According to the World Health Organization, girls suffer from anxiety and depression twice as often as boys. However, several non-profit organizations are offering a way for girls to run, which will help them connect better with themselves, and teach things like confidence, steady breathing, and self-discipline.

Title IX Girls was founded by Stacy Rodriguez-Rennard in 2007. She is a mental health clinician who is also a passionate runner. “Girls between 9 and 15 are in a very precarious stage of development,” she says, “They’re operating from a very emotional and not-so-rational place.”


Image credit: flickr/stevendepolo

Another organization which has been working with young girls for nearly 20 years is Girls on the Run. It was founded in Charlotte, NC with just 13 girls. It currently has over 160,000 girls in 218 chapters across the United States, and they are expecting to serve their millionth girl by next year.

“We like running because anybody can do it,” Britt says. “We like the simplicity of running. We like that we can do it as a group. We like that it’s simple to set a goal and achieve a goal within the timetable we have.”

There have been few times when girls have needed such support as much as now, says Lyn Mikel Brown, a professor of education at Colby College who studies that time of life.

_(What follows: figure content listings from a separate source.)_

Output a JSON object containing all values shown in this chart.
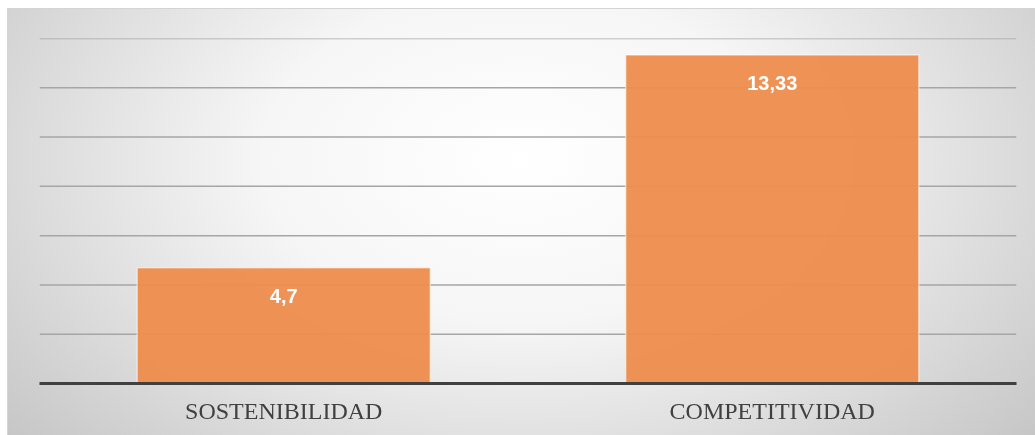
{
  "chart_data": {
    "type": "bar",
    "categories": [
      "SOSTENIBILIDAD",
      "COMPETITIVIDAD"
    ],
    "values": [
      4.7,
      13.33
    ],
    "color": "#ed8d4c",
    "value_labels": [
      "4,7",
      "13,33"
    ],
    "ylim": [
      0,
      14
    ],
    "yticks": [
      {
        "value": 0,
        "label": null
      },
      {
        "value": 2,
        "label": null
      },
      {
        "value": 4,
        "label": null
      },
      {
        "value": 6,
        "label": null
      },
      {
        "value": 8,
        "label": null
      },
      {
        "value": 10,
        "label": null
      },
      {
        "value": 12,
        "label": null
      },
      {
        "value": 14,
        "label": null
      }
    ],
    "grid": "y",
    "tick_labels": "x"
  }
}
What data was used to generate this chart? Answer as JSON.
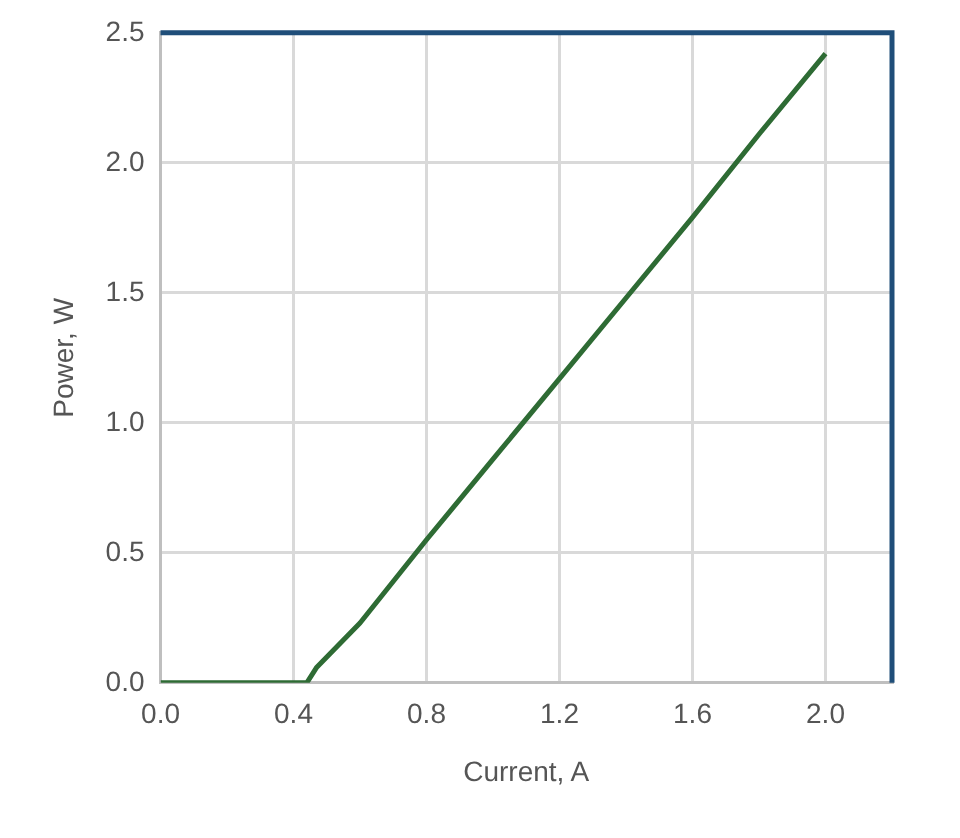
{
  "chart_data": {
    "type": "line",
    "xlabel": "Current, A",
    "ylabel": "Power, W",
    "series": [
      {
        "color": "#2e6b34",
        "x": [
          0,
          0.1,
          0.2,
          0.3,
          0.44,
          0.47,
          0.6,
          0.8,
          1.0,
          1.2,
          1.4,
          1.6,
          1.8,
          2.0
        ],
        "values": [
          0,
          0,
          0,
          0,
          0,
          0.06,
          0.23,
          0.55,
          0.86,
          1.17,
          1.48,
          1.79,
          2.11,
          2.42
        ]
      }
    ],
    "xlim": [
      0,
      2.2
    ],
    "xticks": [
      {
        "value": 0,
        "label": "0.0"
      },
      0.4,
      0.8,
      1.2,
      1.6,
      {
        "value": 2,
        "label": "2.0"
      }
    ],
    "ylim": [
      0,
      2.5
    ],
    "yticks": [
      {
        "value": 0,
        "label": "0.0"
      },
      0.5,
      {
        "value": 1,
        "label": "1.0"
      },
      1.5,
      {
        "value": 2,
        "label": "2.0"
      },
      2.5
    ],
    "grid": true,
    "legend": false,
    "marker": "none",
    "line_style": "solid"
  }
}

“There are all kinds of stresses they’re confronting. They’re being pressed to kind of disconnect from themselves and to line up with the ideals of how girls should be, how they should look, what they should wear,” Brown says.

Running, she says, “gives girls these opportunities to come together and process this stuff, and have it paired with an activity that gives them a sense of embodiment and strength and power—to focus and settle into themselves.”

But many girls these days get less, and not more, of this in adolescence.

Only one in four girls exercises regularly by her senior year of high school, according to the Centers for Disease Control. By the time they’re 14, twice as many girls drop out of sports as boys, the Women’s Sports Foundation found. One reason, it says, is that there are 1.3 million fewer opportunities to play, because of an imbalance in the number of boys’ and girls’ teams. By grades 9 through 12, fewer than 30 percent of girls consider sports a big part of their lives, compared to more than half of boys, the Sports and Fitness Industry Association reports.